As in many Spanish influenced countries, time is organized differently from the United States but not always. Consequently, the idea of “on-time” or late varies with the situation. Sometimes the US idea of “on-time” is in effect and other times arriving late is actually “on-time.” If you go to the doctor for an appointment, it could be an all-day affair. However, sometimes the doctor follows a more specific time schedule. Social time is usually delayed time so that being an hour late to a party is probably on time. The entire idea of time can be deeply frustrating if you are not flexible about your schedule. Waiting in line at the grocery store, mall, bank, etc. can be frustrating because sometimes the line just stops moving (or creeping forward!) and people continue to wait patiently or just give up to come back another time. Also, it seems as if everyone who knows someone is allowed to take cuts!
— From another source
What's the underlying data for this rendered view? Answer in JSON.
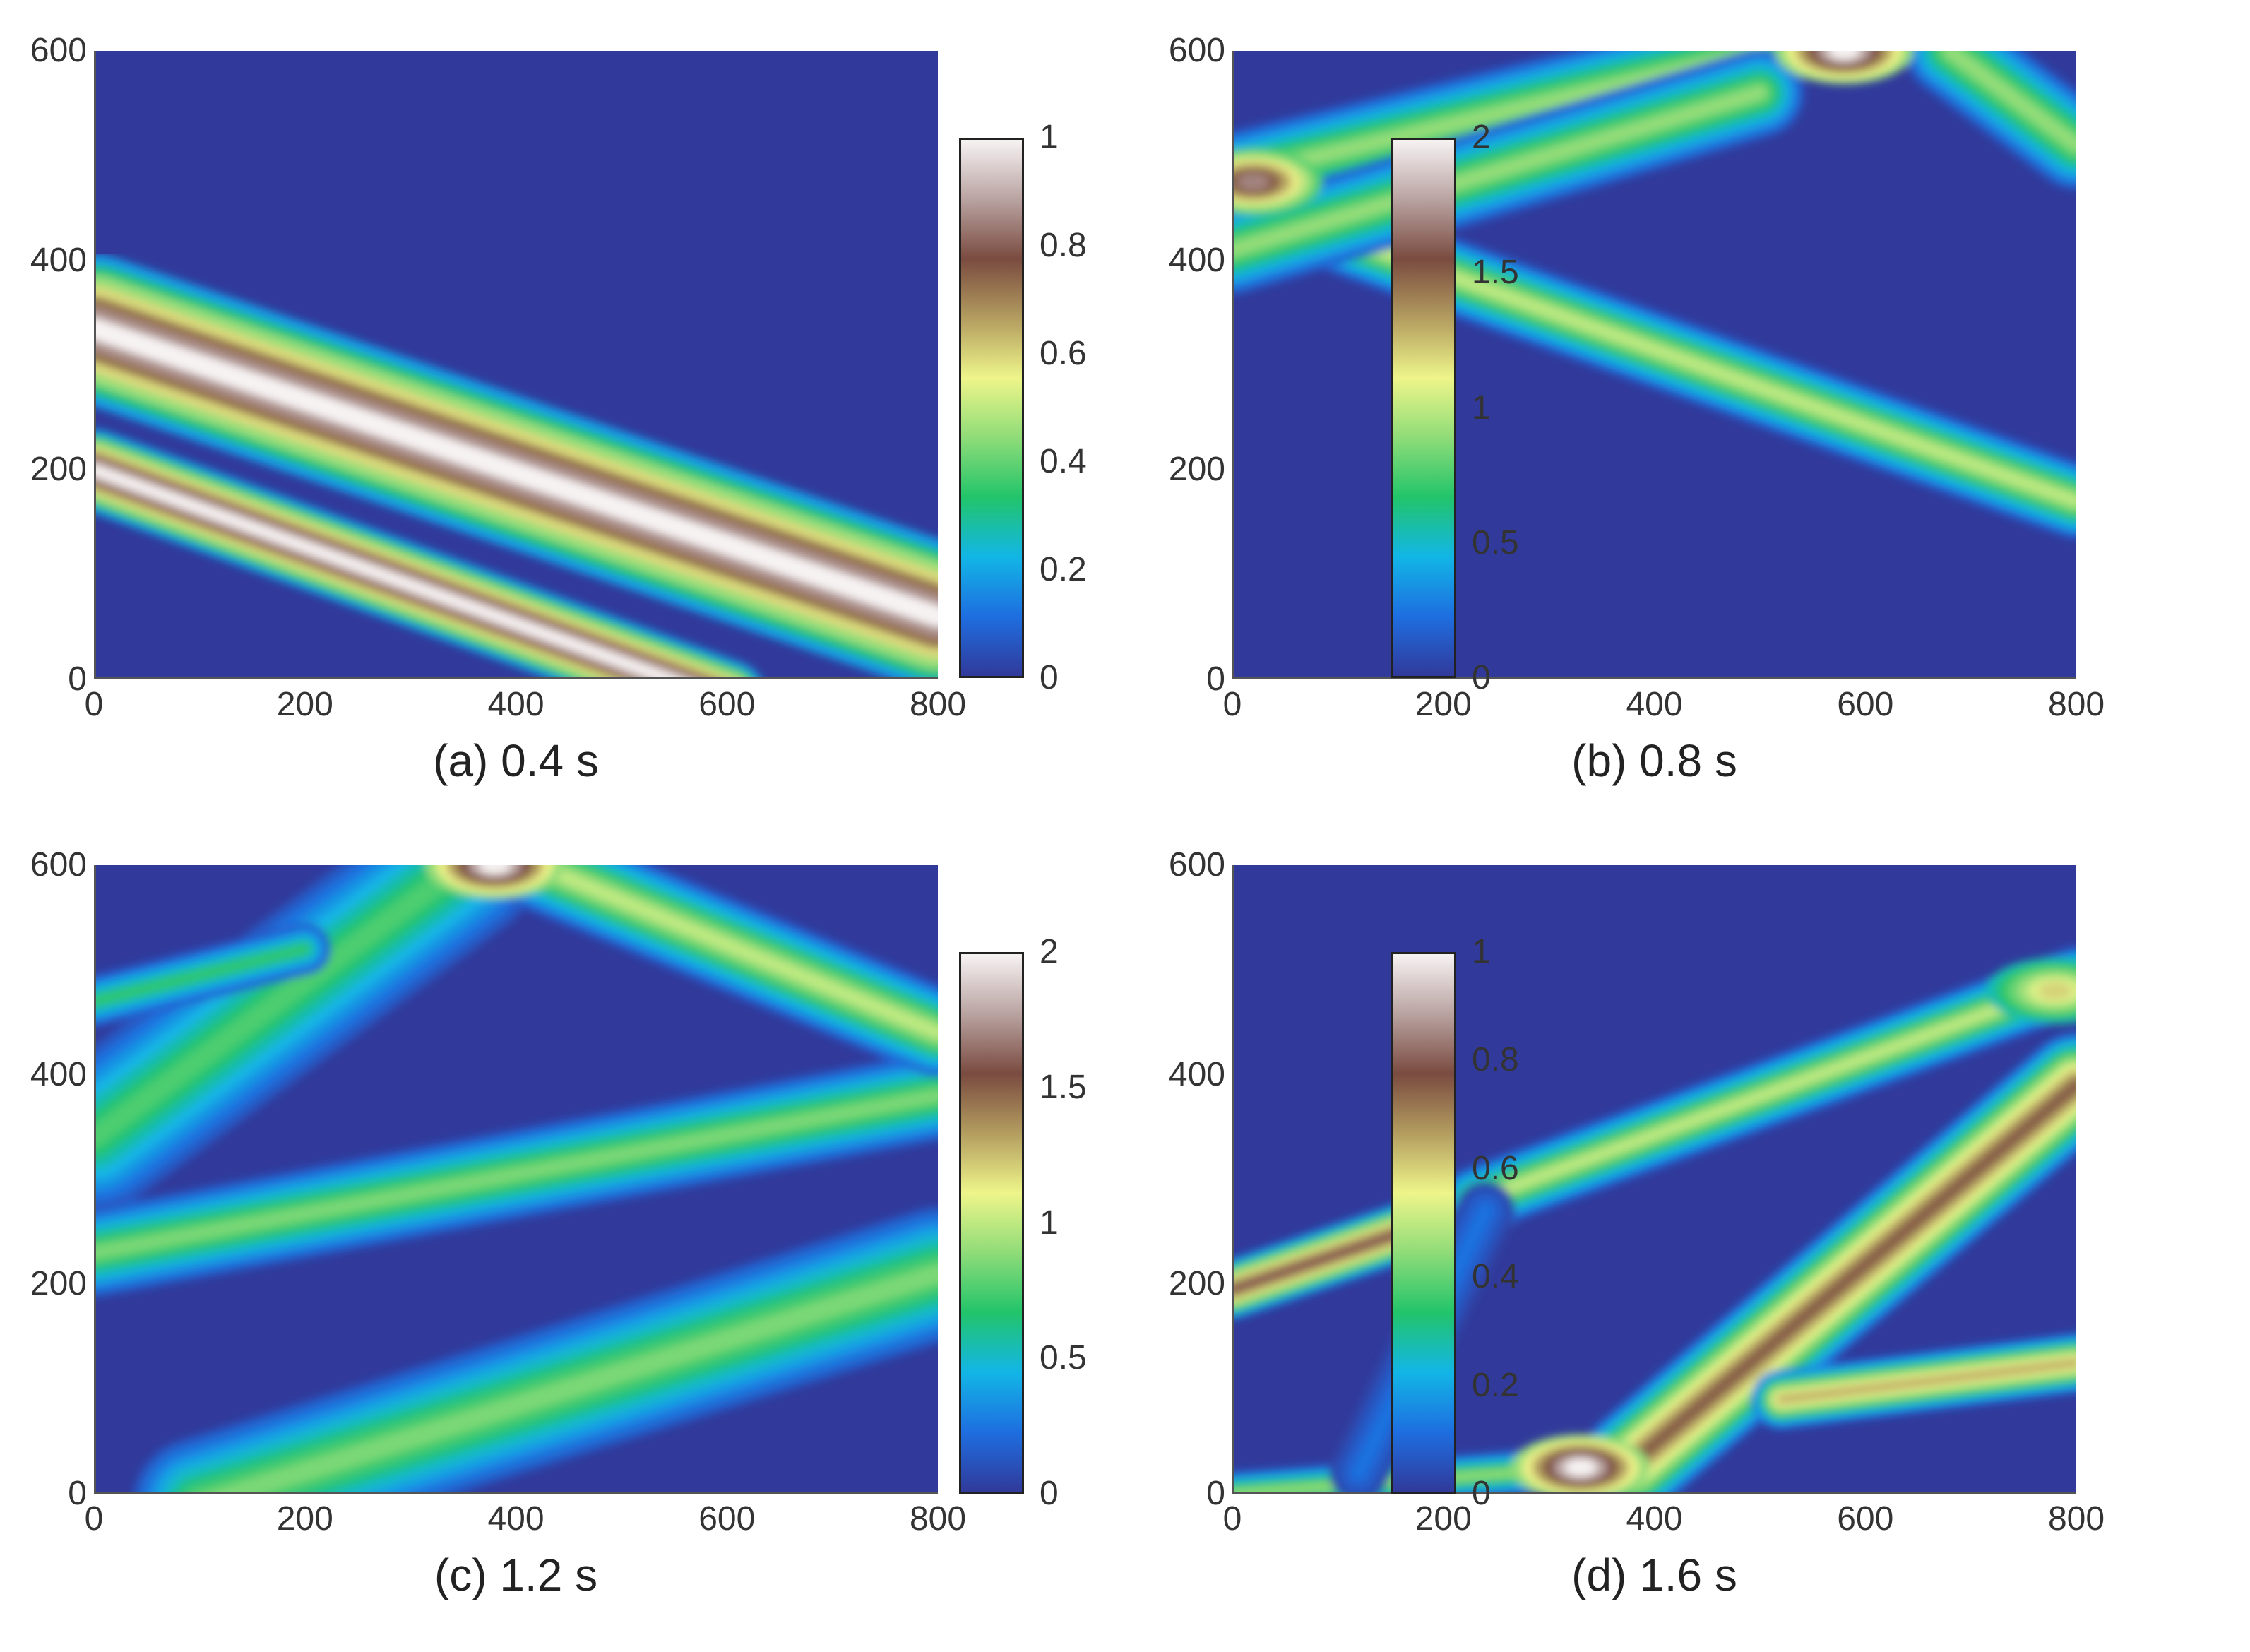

Driving in Puerto Rico is another adjustment. The official rules are the same as the US but in practice, they differ. For example, right of way seems to be determined by the most assertive driver, the use of turn signals is sporadic and red lights are just a suggestion. Be careful. Everyone is required to have Puerto Rican insurance but that does not cover all accidents. If you are a pedestrian, you should know that all drivers will not always yield for you at crosswalks. Yet sometimes, drivers are incredibly patient and will wait for an extraordinary amount of time for someone to cross, drop off a passenger, or move a stalled vehicle. Speaking of accidents, US medical insurance will probably work in Puerto Rico but check with your company to be sure.
I came to Puerto Rico with the intention to integrate into this culture, appreciate the people and thrive in the lush environment. I attempt to improve my Spanish through daily interactions, take weekly painting classes in Old San Juan and walk along the beach every day. It’s an ideal setting for those who can adjust to the bumps along the way. Yes, it’s true that the cost of living is high but housing is relatively inexpensive. If you like eating out, you should expect to pay more than in the US because much of the food is imported. You have to be careful because certain crimes occur more often here than in the US but on the other hand others occur less frequently. I see my life here as intentionally balanced-out. I know that it’s not for everyone but I love living with Puerto Ricans on the “Enchanted Island” and would never want to live in a false Disney paradise.